Un rapport parlementaire tire la sonnette d'alarme sur la DGFiP
La Direction générale des finances publiques (DGFiP) voit son action de contrôle fiscal mise en cause par un rapport présenté mardi à l'Assemblée nationale. La députée Mathilde Feld (LFI) y décrit une organisation dont l'efficacité «
"s'est considérablement dégradée au cours de la dernière décennie"», et elle étaye ce constat par des chiffres précis sur les droits et pénalités recouvrés ainsi que sur l'évolution des effectifs.

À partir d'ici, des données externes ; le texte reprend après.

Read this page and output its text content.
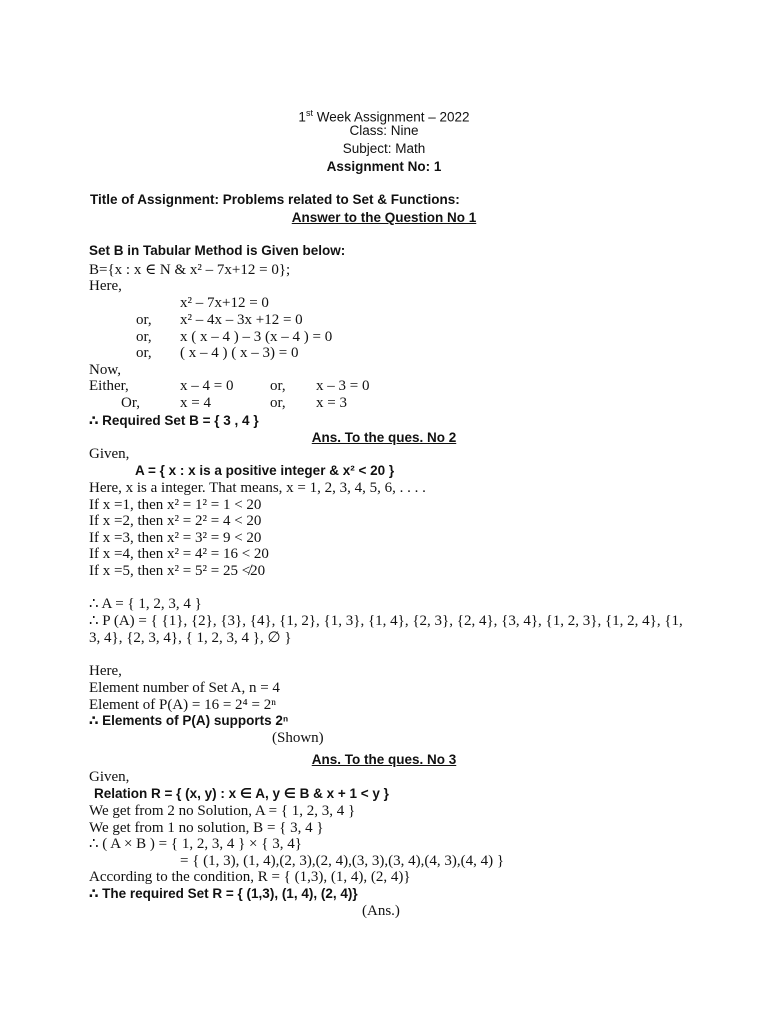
1st Week Assignment – 2022
Class: Nine
Subject: Math
Assignment No: 1
Title of Assignment: Problems related to Set & Functions:
Answer to the Question No 1
Set B in Tabular Method is Given below:
B={x : x ∈ N & x² – 7x+12 = 0};
Here,
x² – 7x+12 = 0
or, x² – 4x – 3x +12 = 0
or, x ( x – 4 ) – 3 (x – 4 ) = 0
or, ( x – 4 ) ( x – 3) = 0
Now,
Either,	x – 4 = 0 or, x – 3 = 0
Or,	x = 4	or, x = 3
∴ Required Set B = { 3 , 4 }
Ans. To the ques. No 2
Given,
A = { x : x is a positive integer & x² < 20 }
Here, x is a integer. That means, x = 1, 2, 3, 4, 5, 6, . . . .
If x =1, then x² = 1² = 1 < 20
If x =2, then x² = 2² = 4 < 20
If x =3, then x² = 3² = 9 < 20
If x =4, then x² = 4² = 16 < 20
If x =5, then x² = 5² = 25 ≮20
∴ A = { 1, 2, 3, 4 }
∴ P (A) = { {1}, {2}, {3}, {4}, {1, 2}, {1, 3}, {1, 4}, {2, 3}, {2, 4}, {3, 4}, {1, 2, 3}, {1, 2, 4}, {1, 3, 4}, {2, 3, 4}, { 1, 2, 3, 4 }, ∅ }
Here,
Element number of Set A, n = 4
Element of P(A) = 16 = 2⁴ = 2ⁿ
∴ Elements of P(A) supports 2ⁿ
(Shown)
Ans. To the ques. No 3
Given,
Relation R = { (x, y) : x ∈ A, y ∈ B & x + 1 < y }
We get from 2 no Solution, A = { 1, 2, 3, 4 }
We get from 1 no solution, B = { 3, 4 }
∴ ( A × B ) = { 1, 2, 3, 4 } × { 3, 4}
= { (1, 3), (1, 4),(2, 3),(2, 4),(3, 3),(3, 4),(4, 3),(4, 4) }
According to the condition, R = { (1,3), (1, 4), (2, 4)}
∴ The required Set R = { (1,3), (1, 4), (2, 4)}
(Ans.)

Des recettes en recul, une dégradation qui se mesure
Le rapport compare les résultats du contrôle fiscal sur deux dates clés : 21,2 milliards d'euros en 2015 et 20,1 milliards d'euros en 2024. Ces montants traduisent, selon le document, un recul de 5,4 % en euros courants et, une fois corrigé de l'inflation, une baisse d'environ 20 %. Pour la rédactrice du rapport, ce recul n'est pas le fruit du hasard mais le résultat de choix de gestion et de réorganisation.
Ressources humaines : pertes massives et promesses non tenues
Depuis la création de la DGFiP en 2008, issue de la fusion de deux administrations, l'administration a subi ce que le rapport qualifie de « premier réservoir de suppressions d'emplois de l'État ». Les effectifs sont passés de 125 500 agents à 91 000, soit une chute de plus d'un quart en une quinzaine d'années, surtout depuis 2015. Le rapport reproche en particulier la non-réalisation de redéploiements annoncés par le Gouvernement : la promesse de 1 500 redéploiements sur la période 2023-2027 n'aurait pas permis de compenser la détérioration des moyens alloués au contrôle fiscal.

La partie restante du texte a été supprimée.